The existence of many voices of mutual suspicion in China and Russia is also very much related to the insufficient supply of regional and country-specific knowledge about each other in both countries. There is a serious mismatch between direct information and knowledge transfer between Russia and China and the need to build a community of interests, responsibilities and destiny based on the principle of "friendship for generations, never enemies". In the context of the new generation of technological revolution, it is not surprising that the various reports and analyses of Russian and Chinese public opinion on the other side are often not supported by first-hand local knowledge, but more by translations of Western discourse, resulting in various distortions and biases.

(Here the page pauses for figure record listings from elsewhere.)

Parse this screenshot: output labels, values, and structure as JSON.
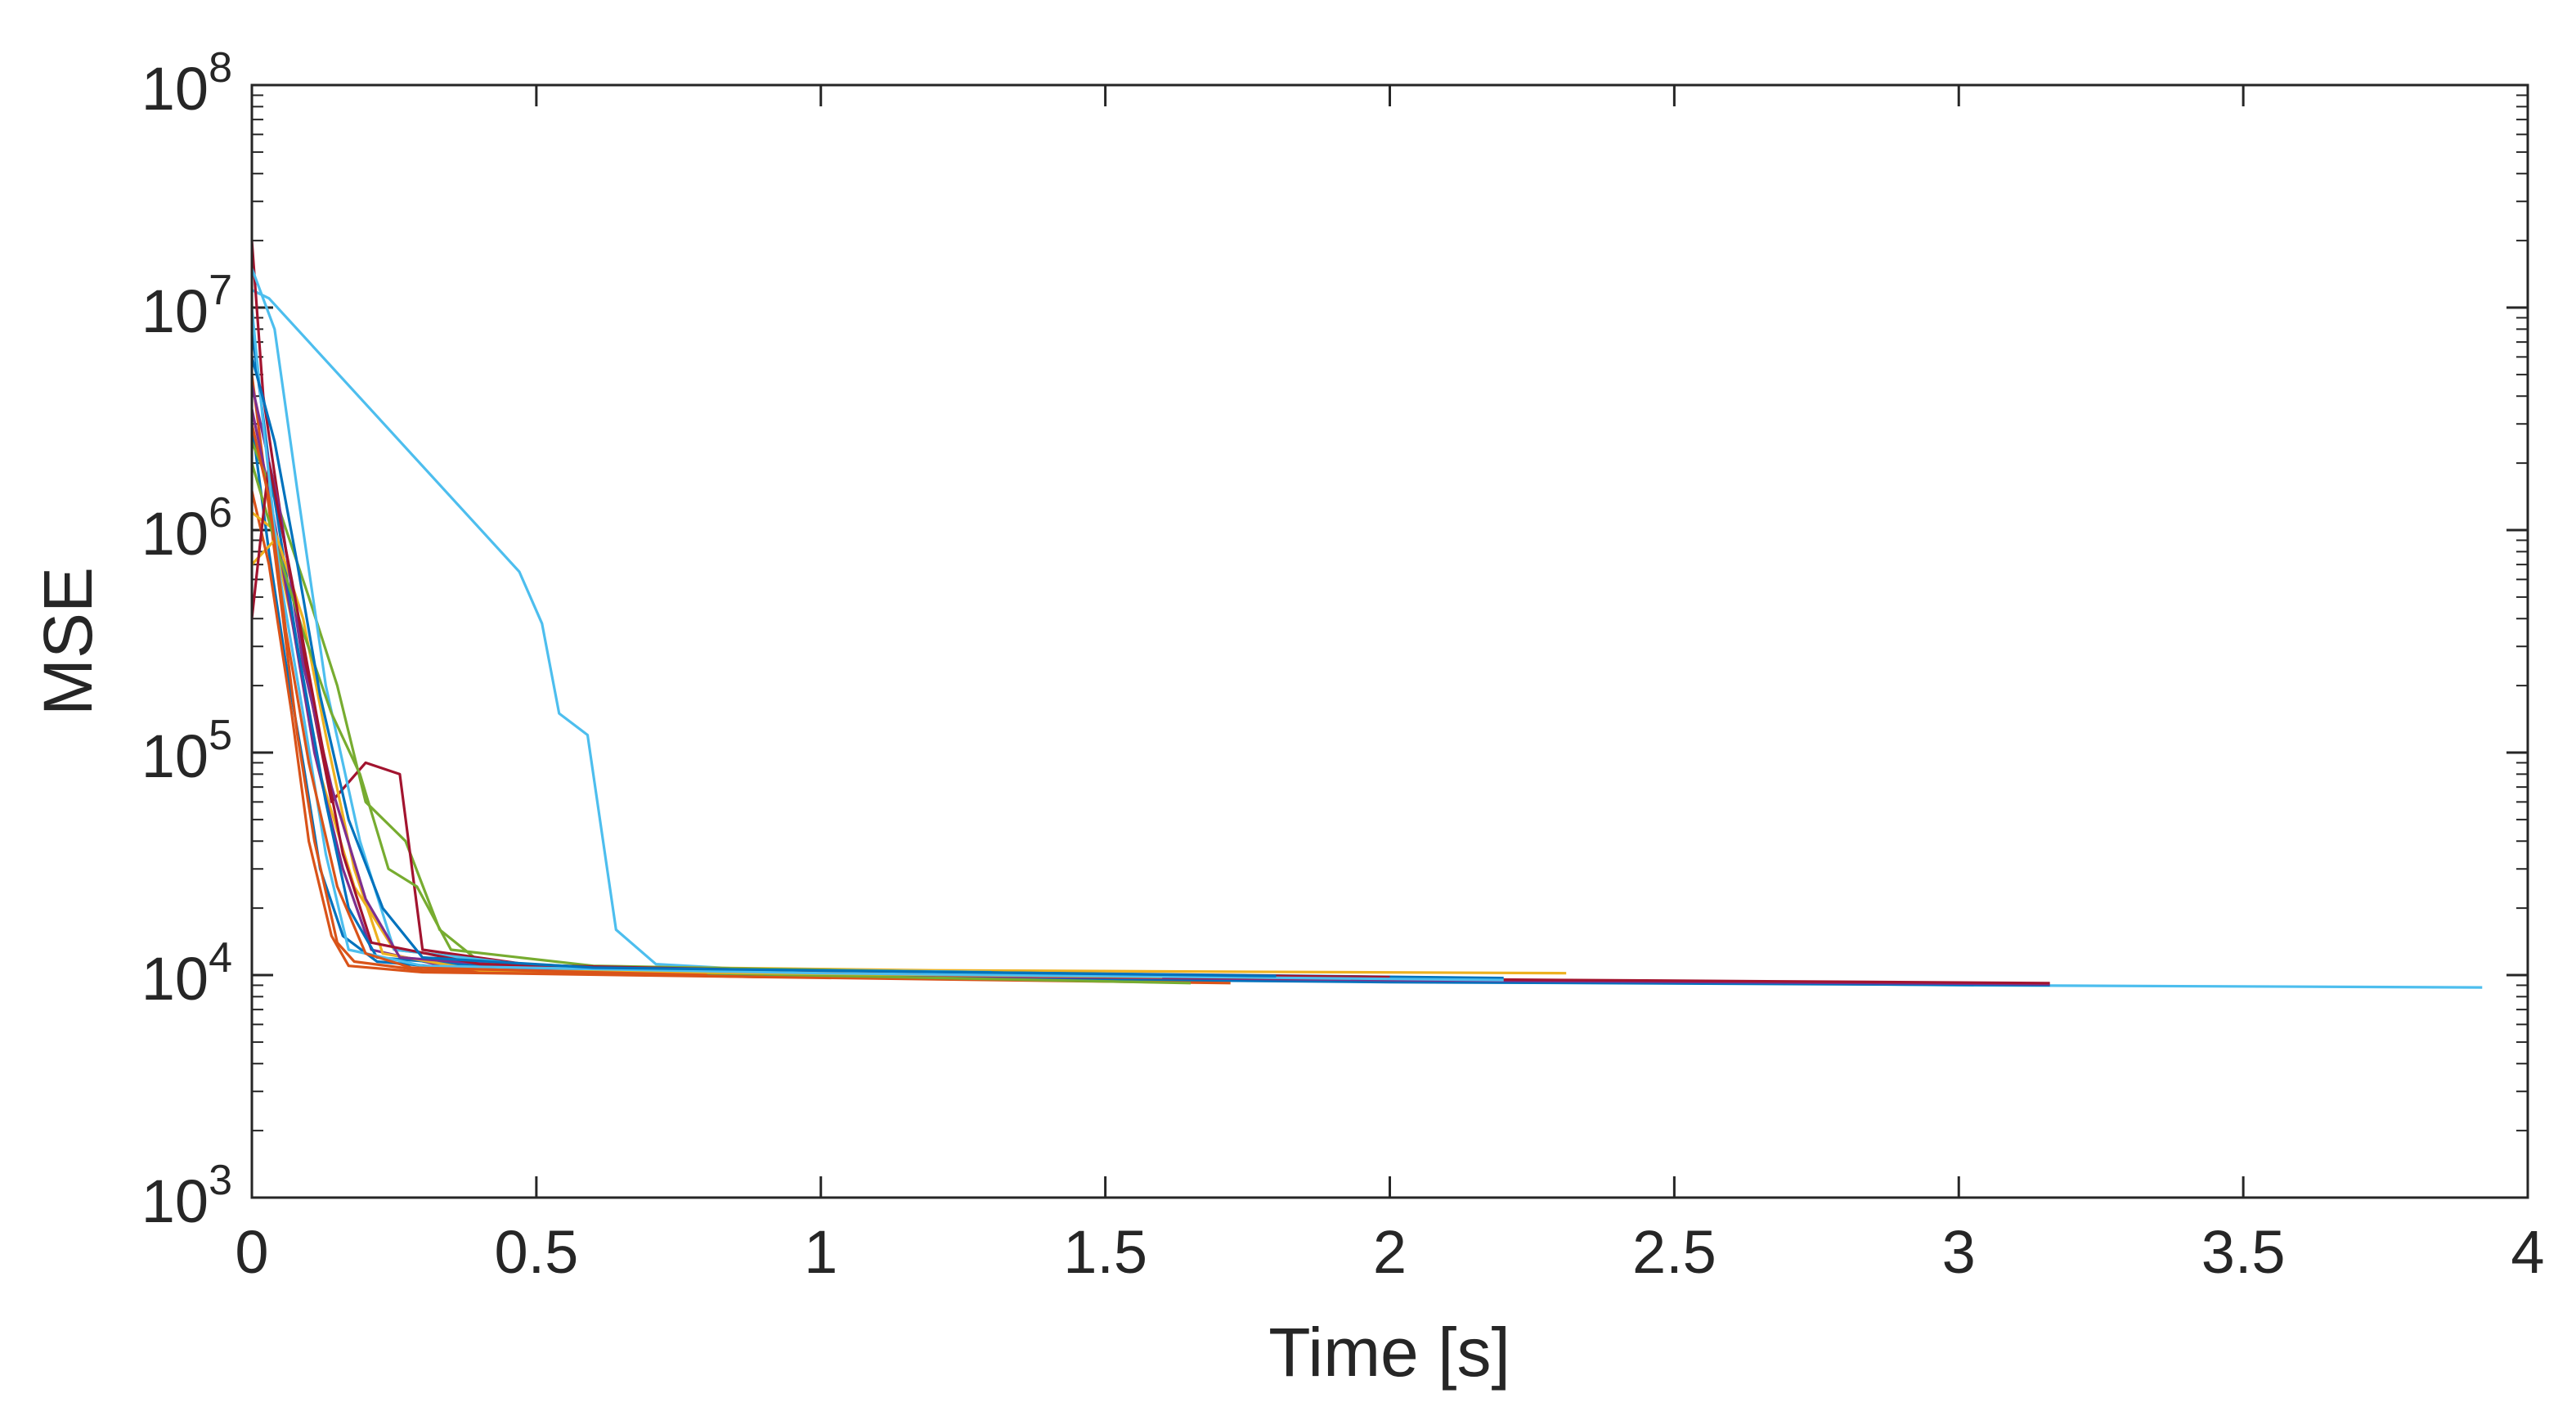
{
  "chart_data": {
    "type": "line",
    "title": "",
    "xlabel": "Time [s]",
    "ylabel": "MSE",
    "xlim": [
      0,
      4
    ],
    "ylim": [
      1000,
      100000000
    ],
    "yscale": "log",
    "grid": false,
    "legend": "none",
    "x_ticks": [
      "0",
      "0.5",
      "1",
      "1.5",
      "2",
      "2.5",
      "3",
      "3.5",
      "4"
    ],
    "y_ticks": [
      {
        "base": "10",
        "exp": "3"
      },
      {
        "base": "10",
        "exp": "4"
      },
      {
        "base": "10",
        "exp": "5"
      },
      {
        "base": "10",
        "exp": "6"
      },
      {
        "base": "10",
        "exp": "7"
      },
      {
        "base": "10",
        "exp": "8"
      }
    ],
    "series": [
      {
        "color": "#4DBEEE",
        "x": [
          0,
          0.03,
          0.47,
          0.51,
          0.54,
          0.59,
          0.64,
          0.71,
          1.0,
          2.0,
          3.0,
          3.92
        ],
        "y": [
          12000000,
          11000000,
          650000,
          380000,
          150000,
          120000,
          16000,
          11200,
          10200,
          9600,
          9000,
          8800
        ]
      },
      {
        "color": "#0072BD",
        "x": [
          0,
          0.03,
          0.06,
          0.09,
          0.12,
          0.16,
          0.22,
          0.4,
          1.0,
          2.0,
          3.16
        ],
        "y": [
          3000000,
          800000,
          250000,
          90000,
          30000,
          15000,
          11500,
          10500,
          9800,
          9300,
          9000
        ]
      },
      {
        "color": "#D95319",
        "x": [
          0,
          0.02,
          0.05,
          0.08,
          0.11,
          0.15,
          0.18,
          0.3,
          0.9,
          1.72
        ],
        "y": [
          5000000,
          2000000,
          500000,
          120000,
          40000,
          14000,
          11500,
          10500,
          9800,
          9200
        ]
      },
      {
        "color": "#EDB120",
        "x": [
          0,
          0.04,
          0.08,
          0.12,
          0.18,
          0.25,
          0.5,
          1.2,
          2.31
        ],
        "y": [
          700000,
          900000,
          300000,
          80000,
          25000,
          13000,
          11000,
          10500,
          10200
        ]
      },
      {
        "color": "#7E2F8E",
        "x": [
          0,
          0.03,
          0.07,
          0.11,
          0.16,
          0.21,
          0.35,
          1.0,
          2.0,
          3.16
        ],
        "y": [
          3500000,
          1500000,
          400000,
          100000,
          30000,
          13000,
          10800,
          10000,
          9500,
          9100
        ]
      },
      {
        "color": "#77AC30",
        "x": [
          0,
          0.05,
          0.1,
          0.15,
          0.2,
          0.27,
          0.33,
          0.4,
          0.8,
          1.65
        ],
        "y": [
          2500000,
          1200000,
          500000,
          200000,
          60000,
          40000,
          16000,
          11500,
          10200,
          9200
        ]
      },
      {
        "color": "#A2142F",
        "x": [
          0,
          0.02,
          0.06,
          0.1,
          0.14,
          0.2,
          0.26,
          0.3,
          0.5,
          1.5,
          3.16
        ],
        "y": [
          20000000,
          4000000,
          800000,
          200000,
          60000,
          90000,
          80000,
          13000,
          11000,
          9800,
          9200
        ]
      },
      {
        "color": "#4DBEEE",
        "x": [
          0,
          0.04,
          0.08,
          0.13,
          0.19,
          0.25,
          0.5,
          1.3
        ],
        "y": [
          15000000,
          8000000,
          1500000,
          200000,
          40000,
          13000,
          11000,
          10300
        ]
      },
      {
        "color": "#0072BD",
        "x": [
          0,
          0.03,
          0.08,
          0.13,
          0.17,
          0.22,
          0.4,
          1.1,
          2.2
        ],
        "y": [
          8000000,
          2000000,
          300000,
          60000,
          20000,
          12000,
          11000,
          10400,
          9700
        ]
      },
      {
        "color": "#D95319",
        "x": [
          0,
          0.03,
          0.07,
          0.1,
          0.14,
          0.17,
          0.3,
          0.9
        ],
        "y": [
          1500000,
          700000,
          150000,
          40000,
          15000,
          11000,
          10300,
          9800
        ]
      },
      {
        "color": "#EDB120",
        "x": [
          0,
          0.04,
          0.09,
          0.13,
          0.18,
          0.23,
          0.4,
          1.6
        ],
        "y": [
          1200000,
          1000000,
          400000,
          120000,
          30000,
          12500,
          10500,
          9800
        ]
      },
      {
        "color": "#7E2F8E",
        "x": [
          0,
          0.05,
          0.09,
          0.14,
          0.2,
          0.26,
          0.5,
          1.2
        ],
        "y": [
          4500000,
          1200000,
          250000,
          70000,
          22000,
          12000,
          10800,
          10200
        ]
      },
      {
        "color": "#77AC30",
        "x": [
          0,
          0.04,
          0.09,
          0.14,
          0.19,
          0.24,
          0.29,
          0.35,
          0.6,
          1.4
        ],
        "y": [
          2000000,
          900000,
          350000,
          150000,
          80000,
          30000,
          25000,
          13000,
          11000,
          10100
        ]
      },
      {
        "color": "#A2142F",
        "x": [
          0,
          0.03,
          0.07,
          0.12,
          0.16,
          0.21,
          0.4,
          1.0,
          2.0
        ],
        "y": [
          400000,
          2000000,
          600000,
          120000,
          35000,
          14000,
          11200,
          10400,
          9800
        ]
      },
      {
        "color": "#4DBEEE",
        "x": [
          0,
          0.02,
          0.05,
          0.09,
          0.13,
          0.17,
          0.3,
          1.0,
          2.2
        ],
        "y": [
          10000000,
          3000000,
          600000,
          150000,
          35000,
          13000,
          11000,
          10200,
          9500
        ]
      },
      {
        "color": "#0072BD",
        "x": [
          0,
          0.04,
          0.08,
          0.12,
          0.17,
          0.23,
          0.3,
          0.6,
          1.8
        ],
        "y": [
          6000000,
          2500000,
          700000,
          180000,
          50000,
          20000,
          12000,
          10800,
          9900
        ]
      },
      {
        "color": "#D95319",
        "x": [
          0,
          0.03,
          0.06,
          0.1,
          0.15,
          0.2,
          0.28,
          0.8
        ],
        "y": [
          3000000,
          1400000,
          350000,
          90000,
          25000,
          12500,
          10800,
          10000
        ]
      }
    ]
  }
}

It should be noted that in both China and Russia, those murmurs that are intentionally misleading or misjudged through ignorance are, after all, very marginal, and far from the extent to which the truth is obscured by the clamor of the crowd. Western circles seem to be highly skeptical of the unbreakable nature of Sino-Russian relations and are not optimistic about their development prospects, believing that strategic tensions and even strategic conflict are inevitable in the future. This view has been held since the period when Russia and China were initially seen as friendly countries to each other after the collapse of the Soviet Union and later during the establishment of a constructive partnership. But as a Polish scholar points out in the introduction to a monograph on Russian-Chinese relations since the 2008 financial crisis, the rapid development of Sino-Russian relations is quite different from the pessimistic predictions of the West. All of this shows that various scepticism in China and Russia extraterritorially, even with obvious motives to sing the praises of the past, cannot really dominate the fate of Sino-Russian relations.

Looking back, we can see that all the problems in the middle or in the middle of the Russian-Chinese relations were born out of development. Looking to the future, we can also be convinced that all problems can be solved through further deepening of relations. In the face of these different arguments, the best way to deal with them is to combine strategic defiance and tactical attention, and to cultivate the internal strength of Russian-Chinese relations. As long as China-Russia relations remain at a high level, all murmurs will eventually be washed away by the flood of history.